Jack: Right Nick. I mean, I know it's such a pain in the butt, which is why I started the whole thing and my process trying to get through it. If you have any more questions, I'm happy to help. I know I've been a bit MIA on the site clearly since May with that last blog post. Work has just been inundating me over the last few months and then some personal things, but I try to get back on there and update some things. So thanks for driving and coming on.
Nick: No, thank for having me.
Jack: Where are you based by the way?
Nick: Oops, sorry.
Jack: Where are you based sir?
Nick: Around Los Angeles area.
Jack: Okay. Yeah, I've been finding that I'm mostly, whenever I do these during lunch time, it's mostly West Coast. So I'm probably going to-
Nick: Yeah, time works out well for us.
Nick: Cool. Oh and actually Neil I guess outside of state department questions, because if I remember correctly, like in your little bio that you spent a fair amount of time living abroad, like when you're younger and kind of having that international experience and actually I'm somewhat similar, like spent years living like Belgium, China, all that. Do you think that kind of experience or impact kind of like, do you think that kind of helps or complicates the Foreign Service process or do you have any thoughts on that?

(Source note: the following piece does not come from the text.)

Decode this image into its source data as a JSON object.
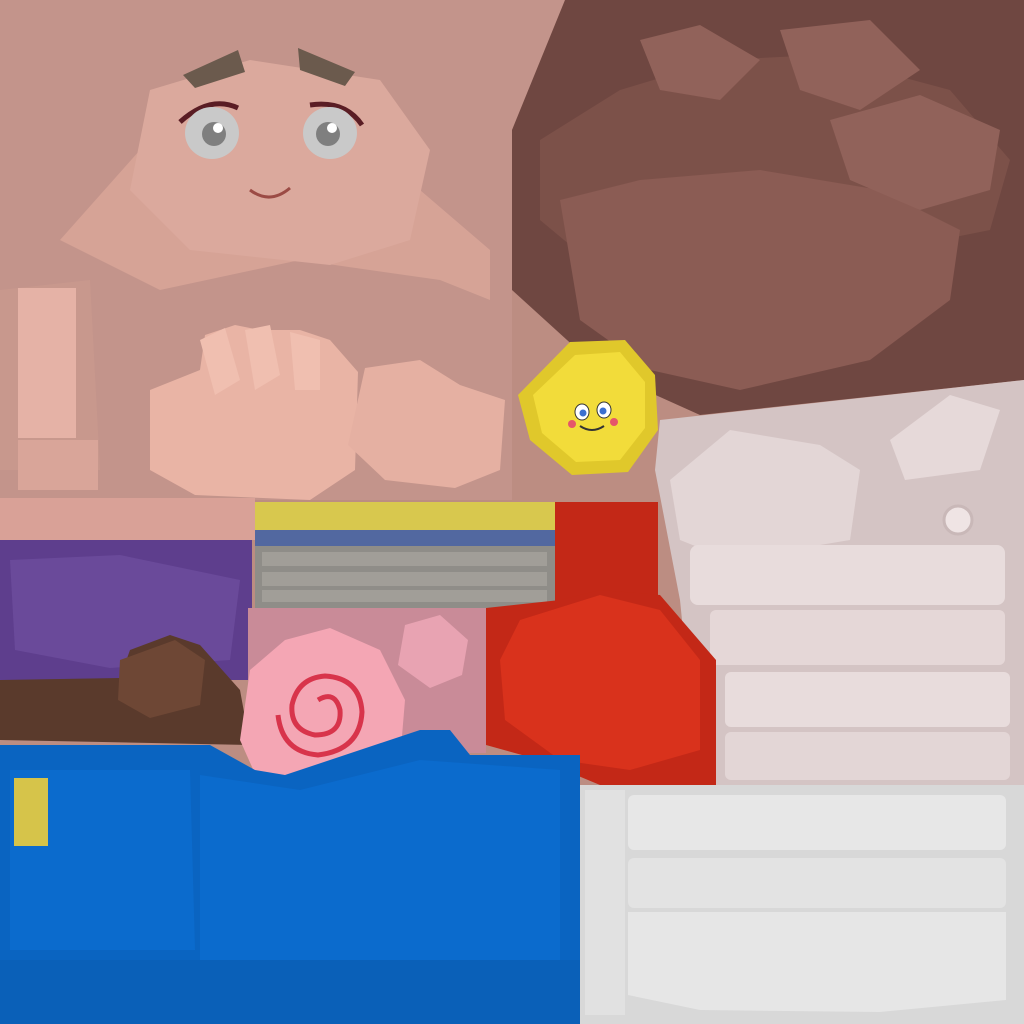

Jack: Nah, it won't. It won't complicate it. The only time that it might, I won't even say complicate it, the only time that it might like elongate your process is if you pass the orals and then they have to start doing the background checks. But I think they only do that for like the last 10 years of your life.
Nick: Yeah, hey still have to cover.
Jack: So if you have the last 10 years then you should be good. If I ever get to that stuff I'm probably screwed because I travel a lot.

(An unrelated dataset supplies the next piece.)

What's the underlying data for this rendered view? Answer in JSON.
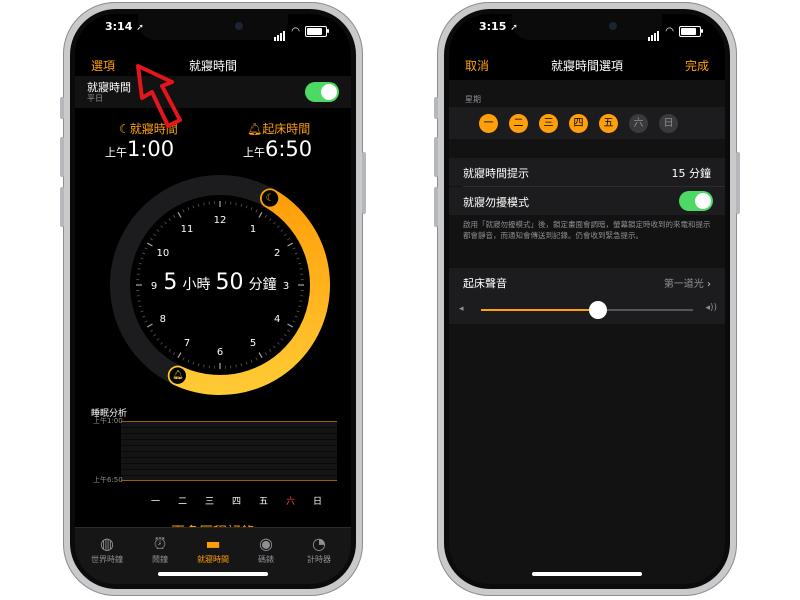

Nick: They'll take a little while, that's for sure.
Nick: Yeah. But I mean that sounds kind of like what I heard because the state department reps and recruiters come to my school and they were saying similar things. Do you think a dual citizenship would have any problems? It does?
Jack: I think you're going to have to drop your other citizenship.
Nick: Oh yeah.
Jack: So, and don't quote me on that. So the only thing that I'm basing that off of is a personal experience. So the reason I traveled was because my dad was in the Foreign Service and when he married my mother, she had to drop her Costa Rican citizenship to get a US citizenship and she couldn't be duel during that time. Now, if that changed, I don't know. but that's the experience that I know.
Nick: Yeah. I mean we'll see. Because I mean, right now mine's US and German. So it's not like US and Germany are not sworn enemies. It's not yeah so it's-
Nick: But yeah, because I mean as far as I thought it would be, oh, assuming everything went awesome and I was offered a position there, it just might've meant not being stationed in Germany because I guess conflict of interest, but yeah, I'll be sure to do a little bit of research on my own and see, because that'd be interesting because if that's changed at all. But yeah, other than that, it's, yeah, like you said, it's a pain in the butt process, but we're all working hard towards it.
Jack: Yeah. Best of luck Nick. October 4th?
Nick: The first.
Jack: First. All right.
Nick: Yep. All right. Thanks so much.
Jack: Hey cheers. No problem. If you have any questions, just let me know.
Nick: Yep. Sounds good, right. Bye. Bye.